Table 4 Methods used to assign a monetary value of productivity losses due to illness for all studies (N = 312) and for a subset of the included studies that reported methods for specific category (n = 90)

While a range of methods were applied to assign a monetary value to productivity losses, half of the included studies used market wages (157/312). Of these, local market wages were applied in 4% of studies (13/312) as a way of accounting for different wage rates across provinces or districts within a country. Among those countries that used local market wages, 54% (7/13) were from Africa, while the rest were from Asia. Other methods used to assign a monetary value to productivity losses included self-reported income (28%, 86/312), macroeconomic measures (15%, 48/312), daily production value (2%, 6/312), willingness to pay for work replacement (1%, 3/312), proportion of the market wages for formal workers (3%, 9/312), conversion from annual tuition cost per student into a daily rate (1%, 2/312) and conversion from pension income into a daily rate (0.3%, 1/312).

Two approaches were used for self-reported income (28%, 86/312), including the estimated last income (27%, 84/312) and income changes (1%, 2/312). The self-reported last income asks what the payment amount was for the last period of income, while the self-reported income changes focused on the changes in cash earnings before and after the disease episode.

Macroeconomic measures included applying either the gross domestic product (GDP) or the gross national income (GNI) per capita per day to the reported time losses. While the GDP is a standard measure to capture a country’s economic activity during a particular year, the GNI is calculated by adding a country’s GDP to its residents’ income from abroad [41,42,43]. While GDP per capita per day was used in 11% (34/312) of studies, GNI per capita per day was applied in 4% (14/312) of studies.

In the six studies (2%) using daily production value, overall household income was estimated, including the monetary value of a previous harvest and sales of any products or services over a certain period of time [35, 43,44,45]. For example, for farmers, the amount of sales in a year or in a month was converted into a daily value in alignment with their time lost due to illness [46].

For the three studies (1%) that used the willingness to pay approach, the patient or caregiver provided the maximum daily amount of money that they would be willing to pay to hire a substitute worker to replace the sick household member [43, 47, 48].

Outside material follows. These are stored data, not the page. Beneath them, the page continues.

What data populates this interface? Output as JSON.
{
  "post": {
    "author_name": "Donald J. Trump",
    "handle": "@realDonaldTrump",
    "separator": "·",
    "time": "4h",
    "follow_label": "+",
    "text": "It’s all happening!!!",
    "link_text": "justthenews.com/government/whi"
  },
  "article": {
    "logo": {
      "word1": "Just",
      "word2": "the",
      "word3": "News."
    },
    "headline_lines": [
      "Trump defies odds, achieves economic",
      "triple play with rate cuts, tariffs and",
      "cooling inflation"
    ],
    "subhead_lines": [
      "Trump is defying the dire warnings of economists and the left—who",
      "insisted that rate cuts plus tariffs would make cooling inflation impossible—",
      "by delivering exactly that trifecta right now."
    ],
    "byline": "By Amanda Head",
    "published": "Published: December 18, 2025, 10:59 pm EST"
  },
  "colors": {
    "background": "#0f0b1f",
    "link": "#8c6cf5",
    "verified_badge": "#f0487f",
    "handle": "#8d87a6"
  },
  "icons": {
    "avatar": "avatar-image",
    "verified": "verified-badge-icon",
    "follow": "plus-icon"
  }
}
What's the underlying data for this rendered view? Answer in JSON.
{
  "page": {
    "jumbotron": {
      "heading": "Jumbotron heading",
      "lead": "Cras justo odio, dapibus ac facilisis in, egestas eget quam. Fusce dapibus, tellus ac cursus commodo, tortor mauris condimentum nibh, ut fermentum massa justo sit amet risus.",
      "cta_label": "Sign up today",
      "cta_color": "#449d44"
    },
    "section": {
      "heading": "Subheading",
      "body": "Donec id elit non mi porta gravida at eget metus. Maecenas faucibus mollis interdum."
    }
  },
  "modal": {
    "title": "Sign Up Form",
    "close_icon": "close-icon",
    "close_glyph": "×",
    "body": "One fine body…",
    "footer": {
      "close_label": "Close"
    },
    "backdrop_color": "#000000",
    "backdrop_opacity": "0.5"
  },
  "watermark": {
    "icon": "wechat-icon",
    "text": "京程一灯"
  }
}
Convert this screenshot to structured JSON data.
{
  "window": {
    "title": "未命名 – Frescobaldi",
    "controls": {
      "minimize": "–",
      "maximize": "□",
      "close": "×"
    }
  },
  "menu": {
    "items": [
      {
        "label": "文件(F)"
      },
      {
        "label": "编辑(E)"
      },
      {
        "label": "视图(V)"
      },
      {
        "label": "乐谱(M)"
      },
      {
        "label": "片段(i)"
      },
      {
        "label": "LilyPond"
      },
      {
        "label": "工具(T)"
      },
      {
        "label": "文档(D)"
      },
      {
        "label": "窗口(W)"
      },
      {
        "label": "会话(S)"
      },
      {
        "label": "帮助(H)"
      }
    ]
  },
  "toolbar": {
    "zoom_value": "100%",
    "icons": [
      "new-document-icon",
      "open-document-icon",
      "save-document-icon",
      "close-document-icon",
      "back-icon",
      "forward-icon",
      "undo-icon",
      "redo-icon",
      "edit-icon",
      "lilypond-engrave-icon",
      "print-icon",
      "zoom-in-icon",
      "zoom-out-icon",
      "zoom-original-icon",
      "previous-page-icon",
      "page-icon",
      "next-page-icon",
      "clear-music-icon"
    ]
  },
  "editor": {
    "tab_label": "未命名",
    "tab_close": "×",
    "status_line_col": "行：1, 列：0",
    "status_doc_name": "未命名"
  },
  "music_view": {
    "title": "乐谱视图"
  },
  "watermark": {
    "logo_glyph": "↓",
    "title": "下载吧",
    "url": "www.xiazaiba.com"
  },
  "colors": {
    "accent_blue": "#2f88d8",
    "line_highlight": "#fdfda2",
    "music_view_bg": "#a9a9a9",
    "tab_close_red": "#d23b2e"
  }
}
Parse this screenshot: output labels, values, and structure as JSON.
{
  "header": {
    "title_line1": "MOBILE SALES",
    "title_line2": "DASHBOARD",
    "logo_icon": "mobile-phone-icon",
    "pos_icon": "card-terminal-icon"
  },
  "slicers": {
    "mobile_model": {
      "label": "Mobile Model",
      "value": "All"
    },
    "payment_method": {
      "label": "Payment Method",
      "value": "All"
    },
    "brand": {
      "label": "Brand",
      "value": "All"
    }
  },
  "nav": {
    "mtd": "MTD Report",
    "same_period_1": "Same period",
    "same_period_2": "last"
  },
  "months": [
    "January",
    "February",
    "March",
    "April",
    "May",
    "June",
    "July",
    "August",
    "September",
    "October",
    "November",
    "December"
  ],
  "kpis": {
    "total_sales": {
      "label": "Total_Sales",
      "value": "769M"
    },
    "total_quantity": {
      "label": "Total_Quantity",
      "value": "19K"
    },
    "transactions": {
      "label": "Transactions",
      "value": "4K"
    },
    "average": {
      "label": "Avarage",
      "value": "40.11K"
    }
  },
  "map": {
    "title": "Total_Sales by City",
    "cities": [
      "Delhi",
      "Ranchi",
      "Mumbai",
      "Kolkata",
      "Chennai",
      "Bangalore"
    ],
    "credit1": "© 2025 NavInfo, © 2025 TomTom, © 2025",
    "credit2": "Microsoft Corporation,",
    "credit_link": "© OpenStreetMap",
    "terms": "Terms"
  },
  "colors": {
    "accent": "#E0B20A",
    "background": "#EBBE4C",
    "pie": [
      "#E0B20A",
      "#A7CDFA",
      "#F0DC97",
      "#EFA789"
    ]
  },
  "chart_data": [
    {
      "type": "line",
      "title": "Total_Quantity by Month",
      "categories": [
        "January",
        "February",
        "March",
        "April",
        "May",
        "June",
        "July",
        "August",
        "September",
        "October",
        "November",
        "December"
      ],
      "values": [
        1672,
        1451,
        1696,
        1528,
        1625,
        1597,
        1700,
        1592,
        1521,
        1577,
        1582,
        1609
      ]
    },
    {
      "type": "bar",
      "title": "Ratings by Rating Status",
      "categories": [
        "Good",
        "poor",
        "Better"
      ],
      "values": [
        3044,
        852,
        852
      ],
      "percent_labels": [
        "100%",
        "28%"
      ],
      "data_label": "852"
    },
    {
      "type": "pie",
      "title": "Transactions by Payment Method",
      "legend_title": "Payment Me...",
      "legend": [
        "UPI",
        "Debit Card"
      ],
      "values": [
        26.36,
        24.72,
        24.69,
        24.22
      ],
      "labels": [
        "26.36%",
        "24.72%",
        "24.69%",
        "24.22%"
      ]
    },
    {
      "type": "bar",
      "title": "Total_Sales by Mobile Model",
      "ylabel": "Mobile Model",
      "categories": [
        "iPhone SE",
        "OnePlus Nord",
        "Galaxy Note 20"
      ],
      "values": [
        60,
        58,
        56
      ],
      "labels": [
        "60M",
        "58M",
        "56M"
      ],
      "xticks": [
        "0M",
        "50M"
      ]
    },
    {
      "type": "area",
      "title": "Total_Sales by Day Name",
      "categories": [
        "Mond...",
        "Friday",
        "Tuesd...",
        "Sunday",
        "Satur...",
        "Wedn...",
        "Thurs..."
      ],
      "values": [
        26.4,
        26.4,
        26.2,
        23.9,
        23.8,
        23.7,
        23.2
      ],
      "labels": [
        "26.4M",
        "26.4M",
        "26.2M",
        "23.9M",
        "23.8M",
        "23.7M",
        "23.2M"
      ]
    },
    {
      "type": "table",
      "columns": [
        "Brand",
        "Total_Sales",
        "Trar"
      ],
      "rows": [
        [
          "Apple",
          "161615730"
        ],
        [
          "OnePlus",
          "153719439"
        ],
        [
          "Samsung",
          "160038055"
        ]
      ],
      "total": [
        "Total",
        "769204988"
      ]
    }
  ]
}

Among 30 studies that included school-aged children, the majority did not value their time losses (77%, 23/30), even though they reported the total time losses due to illness. In those studies, only caregivers’ time was valued. The remaining studies divided the annual student tuition cost by the number of school days to calculate a daily value (7%, 2/30) or by using a proportion of the market wages of formal workers (16%, 5/30). The proportion of market wages of formal workers method was used in 16% (5/30) of studies that focused on children and 10% (2/21) of studies focused on retirees. In these studies, it was assumed that individuals received a specified percentage of national market wages (e.g. 50% of minimum wage) [40, 49]. Similarly, most studies that included retirees (76%, 16/21) reported their time losses but only valued caregivers’ time. For the studies which estimated the productivity losses for retirees, the monetary value was estimated through self-reported last income (10%, 2/21), a proportion of the market wages of formal workers (10%, 2/21), and by dividing the pension income into a daily value (4%, 1/21).

Different methods were used to assign a monetary value for formal and informal workers in 21 studies (7%, 21/281). One additional study assigned a monetary value for informal workers only (Table 4). While the self-reported income method was used in the majority of studies with formal workers (71%, 15/21) it was applied to only two of the studies with informal workers (9%). The market wage method was used in the remaining 29% of studies with formal workers (6/21), and most studies with informal workers also used this method (67%, 14/22). The rest of the studies including informal workers used either the daily production value (5%, 1/21), the willingness to pay for work replacement (5%, 1/21) or a proportion of the market wages of formal workers (9%, 2/22).